To find the probability that a randomly selected bag contains between 1100 and 1400 chocolate chips, we can use the properties of the normal distribution. Here are the steps:

Step 1: Standardize the values (convert to z-scores)

The z-score for a value $x$ is calculated as:

$z = \frac{x - \mu}{\sigma}$

where:

• $\mu = 1252$ (the mean number of chips),
• $\sigma = 129$ (the standard deviation),
• $x$ is the value for which we want to find the z-score.

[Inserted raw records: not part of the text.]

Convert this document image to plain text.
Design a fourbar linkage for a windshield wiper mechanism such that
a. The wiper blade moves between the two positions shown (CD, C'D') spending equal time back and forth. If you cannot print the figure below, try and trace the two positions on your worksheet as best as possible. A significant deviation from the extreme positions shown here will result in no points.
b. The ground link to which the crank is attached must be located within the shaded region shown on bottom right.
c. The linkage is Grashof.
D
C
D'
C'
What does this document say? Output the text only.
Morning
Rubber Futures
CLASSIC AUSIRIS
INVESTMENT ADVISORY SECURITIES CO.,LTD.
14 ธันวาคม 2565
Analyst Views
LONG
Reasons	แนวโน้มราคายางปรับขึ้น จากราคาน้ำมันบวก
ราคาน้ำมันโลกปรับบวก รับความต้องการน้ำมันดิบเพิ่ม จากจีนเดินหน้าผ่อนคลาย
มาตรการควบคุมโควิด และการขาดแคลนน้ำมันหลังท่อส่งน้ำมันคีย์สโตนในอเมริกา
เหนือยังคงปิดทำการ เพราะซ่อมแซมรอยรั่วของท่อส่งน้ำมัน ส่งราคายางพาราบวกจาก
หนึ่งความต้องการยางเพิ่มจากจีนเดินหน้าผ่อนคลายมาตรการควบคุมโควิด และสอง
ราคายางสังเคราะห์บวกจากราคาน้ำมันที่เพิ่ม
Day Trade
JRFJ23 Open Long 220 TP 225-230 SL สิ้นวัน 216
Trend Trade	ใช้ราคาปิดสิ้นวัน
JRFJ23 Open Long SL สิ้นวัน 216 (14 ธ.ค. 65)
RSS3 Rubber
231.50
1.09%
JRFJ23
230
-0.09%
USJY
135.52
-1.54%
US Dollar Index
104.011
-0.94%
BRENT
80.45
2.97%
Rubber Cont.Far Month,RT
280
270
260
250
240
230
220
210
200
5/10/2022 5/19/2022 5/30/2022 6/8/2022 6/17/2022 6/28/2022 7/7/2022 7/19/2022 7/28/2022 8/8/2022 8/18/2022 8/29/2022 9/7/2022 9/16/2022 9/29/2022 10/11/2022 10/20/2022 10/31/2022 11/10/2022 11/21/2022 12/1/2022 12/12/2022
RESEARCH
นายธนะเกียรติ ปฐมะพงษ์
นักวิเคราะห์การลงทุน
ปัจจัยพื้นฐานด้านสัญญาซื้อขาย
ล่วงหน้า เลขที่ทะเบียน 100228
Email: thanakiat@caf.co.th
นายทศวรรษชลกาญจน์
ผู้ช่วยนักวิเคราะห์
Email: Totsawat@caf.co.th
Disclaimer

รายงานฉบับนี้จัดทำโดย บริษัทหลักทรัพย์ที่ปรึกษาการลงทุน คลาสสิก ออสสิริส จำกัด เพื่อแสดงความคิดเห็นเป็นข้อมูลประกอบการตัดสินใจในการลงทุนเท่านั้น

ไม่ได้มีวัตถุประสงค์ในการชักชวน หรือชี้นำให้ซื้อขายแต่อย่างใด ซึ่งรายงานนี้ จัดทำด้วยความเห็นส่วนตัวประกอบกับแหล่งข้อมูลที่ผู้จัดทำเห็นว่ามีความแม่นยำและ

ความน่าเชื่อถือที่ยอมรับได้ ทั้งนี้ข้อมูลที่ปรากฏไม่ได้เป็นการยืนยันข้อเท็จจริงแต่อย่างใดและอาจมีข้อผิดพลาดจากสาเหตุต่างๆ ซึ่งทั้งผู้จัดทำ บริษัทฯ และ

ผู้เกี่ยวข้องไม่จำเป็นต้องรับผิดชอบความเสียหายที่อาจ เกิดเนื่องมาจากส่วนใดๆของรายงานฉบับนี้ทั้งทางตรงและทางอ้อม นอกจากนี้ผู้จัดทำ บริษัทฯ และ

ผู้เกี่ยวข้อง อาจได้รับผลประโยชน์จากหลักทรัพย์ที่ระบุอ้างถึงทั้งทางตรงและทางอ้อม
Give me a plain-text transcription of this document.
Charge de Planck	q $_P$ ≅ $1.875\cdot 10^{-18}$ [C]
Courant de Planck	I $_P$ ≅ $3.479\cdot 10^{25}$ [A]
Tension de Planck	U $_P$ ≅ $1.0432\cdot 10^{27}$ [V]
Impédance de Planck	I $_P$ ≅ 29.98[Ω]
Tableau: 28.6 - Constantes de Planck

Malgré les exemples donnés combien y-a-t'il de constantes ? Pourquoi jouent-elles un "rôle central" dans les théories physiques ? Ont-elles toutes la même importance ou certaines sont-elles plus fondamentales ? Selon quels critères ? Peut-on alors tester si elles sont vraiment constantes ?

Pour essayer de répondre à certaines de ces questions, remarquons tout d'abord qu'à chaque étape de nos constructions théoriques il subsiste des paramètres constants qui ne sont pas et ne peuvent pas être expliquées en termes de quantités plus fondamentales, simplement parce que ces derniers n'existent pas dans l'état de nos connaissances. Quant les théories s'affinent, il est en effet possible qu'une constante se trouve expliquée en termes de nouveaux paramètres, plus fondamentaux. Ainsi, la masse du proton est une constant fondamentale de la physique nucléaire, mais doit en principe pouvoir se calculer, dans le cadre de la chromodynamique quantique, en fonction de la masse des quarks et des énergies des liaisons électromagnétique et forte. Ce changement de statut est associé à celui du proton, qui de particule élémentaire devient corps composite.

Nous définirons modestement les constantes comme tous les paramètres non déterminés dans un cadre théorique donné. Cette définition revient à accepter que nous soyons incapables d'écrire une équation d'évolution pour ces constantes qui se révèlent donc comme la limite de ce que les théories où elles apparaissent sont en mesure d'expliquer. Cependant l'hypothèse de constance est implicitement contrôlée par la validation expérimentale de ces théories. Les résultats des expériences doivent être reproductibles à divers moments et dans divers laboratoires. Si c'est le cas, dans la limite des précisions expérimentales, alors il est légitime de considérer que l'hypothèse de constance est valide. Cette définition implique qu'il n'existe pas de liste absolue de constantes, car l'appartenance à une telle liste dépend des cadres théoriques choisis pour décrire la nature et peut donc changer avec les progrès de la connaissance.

We need to calculate the z-scores for $x = 1100$ and $x = 1400$.

For $x = 1100$:

$z_{1100} = \frac{1100 - 1252}{129} = \frac{-152}{129} \approx -1.18$

For $x = 1400$:

$z_{1400} = \frac{1400 - 1252}{129} = \frac{148}{129} \approx 1.15$

Step 2: Use the z-table to find probabilities

Now that we have the z-scores, we look up the corresponding probabilities for $z = -1.18$ and $z = 1.15$ in the standard normal distribution table (z-table) or use a calculator.

• The probability corresponding to $z = -1.18$ is approximately 0.1190.
• The probability corresponding to $z = 1.15$ is approximately 0.8749.

Step 3: Find the probability between 1100 and 1400

The probability that a randomly selected bag contains between 1100 and 1400 chocolate chips is the difference between the two probabilities:

$P(1100 < X < 1400) = P(Z = 1.15) - P(Z = -1.18)$

$P(1100 < X < 1400) = 0.8749 - 0.1190 = 0.7559$

Thus, the probability is approximately 0.7559 or 75.59%.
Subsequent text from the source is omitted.